Some limitations should be considered, as external validation is essential before effectively adopting and integrating AI systems into patient care. One crucial factor that largely determines the efficiency and accuracy of these models is the quantity of data available. For small datasets, like in our case, traditional machine learning models tend to outperform their deep learning counterparts, contrary to popular belief. AI models trained on specific datasets might not generalize well to different populations or healthcare settings, and overfitting could limit their applicability. Additionally, it is important to note that correlation does not necessarily imply causation. Establishing causal relationships between risk factors for AF and thromboembolism requires further research and experimentation. By addressing these limitations and maintaining responsible and effective AI use, we can enhance our understanding beyond not only the early detection of AF but also the risk associated with the incidence of MACE, providing opportunities to intervene in modifiable risk factors, and including aspects such as monitoring methods, detection technologies, and biomarkers linked to the association between AF and thromboembolism, ultimately leading to enhanced patient care outcomes.

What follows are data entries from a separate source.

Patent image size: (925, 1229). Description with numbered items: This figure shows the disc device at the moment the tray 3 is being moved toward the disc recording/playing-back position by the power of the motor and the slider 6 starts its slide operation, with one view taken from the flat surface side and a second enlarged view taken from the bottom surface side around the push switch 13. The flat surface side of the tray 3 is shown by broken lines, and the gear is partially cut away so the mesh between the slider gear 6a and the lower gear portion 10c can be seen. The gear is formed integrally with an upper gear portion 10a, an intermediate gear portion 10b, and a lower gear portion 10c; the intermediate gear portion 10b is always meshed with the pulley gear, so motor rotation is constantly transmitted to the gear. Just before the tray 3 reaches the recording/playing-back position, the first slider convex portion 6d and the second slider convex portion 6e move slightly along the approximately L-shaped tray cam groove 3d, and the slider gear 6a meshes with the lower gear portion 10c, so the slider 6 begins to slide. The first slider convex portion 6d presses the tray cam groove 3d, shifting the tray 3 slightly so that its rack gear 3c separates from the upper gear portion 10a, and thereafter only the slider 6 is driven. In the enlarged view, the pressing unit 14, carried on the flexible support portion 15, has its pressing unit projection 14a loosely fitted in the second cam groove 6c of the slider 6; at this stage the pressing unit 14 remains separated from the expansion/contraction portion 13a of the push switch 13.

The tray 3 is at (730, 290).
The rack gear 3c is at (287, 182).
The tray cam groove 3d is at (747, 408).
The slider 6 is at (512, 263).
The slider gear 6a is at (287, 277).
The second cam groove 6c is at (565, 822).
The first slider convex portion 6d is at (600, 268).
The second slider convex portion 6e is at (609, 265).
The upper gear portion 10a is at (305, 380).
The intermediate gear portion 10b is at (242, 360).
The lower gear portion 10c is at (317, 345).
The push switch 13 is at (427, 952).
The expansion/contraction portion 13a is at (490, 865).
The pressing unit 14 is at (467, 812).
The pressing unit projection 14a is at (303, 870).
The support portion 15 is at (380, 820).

Artificial intelligence-based clinical decision support systems may improve the outcomes among patients who have AF, but the efficacy of the tool in the real world is seldom reported. Future research could explore additional advantages, such as personalized risk assessment. By analyzing extensive datasets, including social determinants of health [18,57,58], biomarkers [59], multimodality imaging parameters [60,61], and nutritional status associated with AF risk [57,62], a comprehensive assessment can be made. This integration facilitates a more comprehensive and personalized risk assessment for each individual, allowing the identification of distinctive patterns and factors specific to the patient. This approach leads to more accurate risk predictions compared to traditional statistical models [6,23,63] and, consequently, may improve treatment decision making.

5. Conclusions

The application of Machine Learning, employing multiple models, indicates that the AdaBoost model is the most effective in predicting MACE in patients with newly diagnosed AF, with an accuracy of 0.9999, recall of 1, and an F1 score of 0.9997. The primary prognostic factors identified included an elevated Charlson Comorbidity Index, cancer, diabetes mellitus, COPD, cognitive impairment, vascular disease, and high values on the CHA₂DS₂-VASc and Wells scale. This finding contributes to the optimization of treatment decisions concerning the burden of AF in relation to the associated risks of thromboembolism and ischemic events.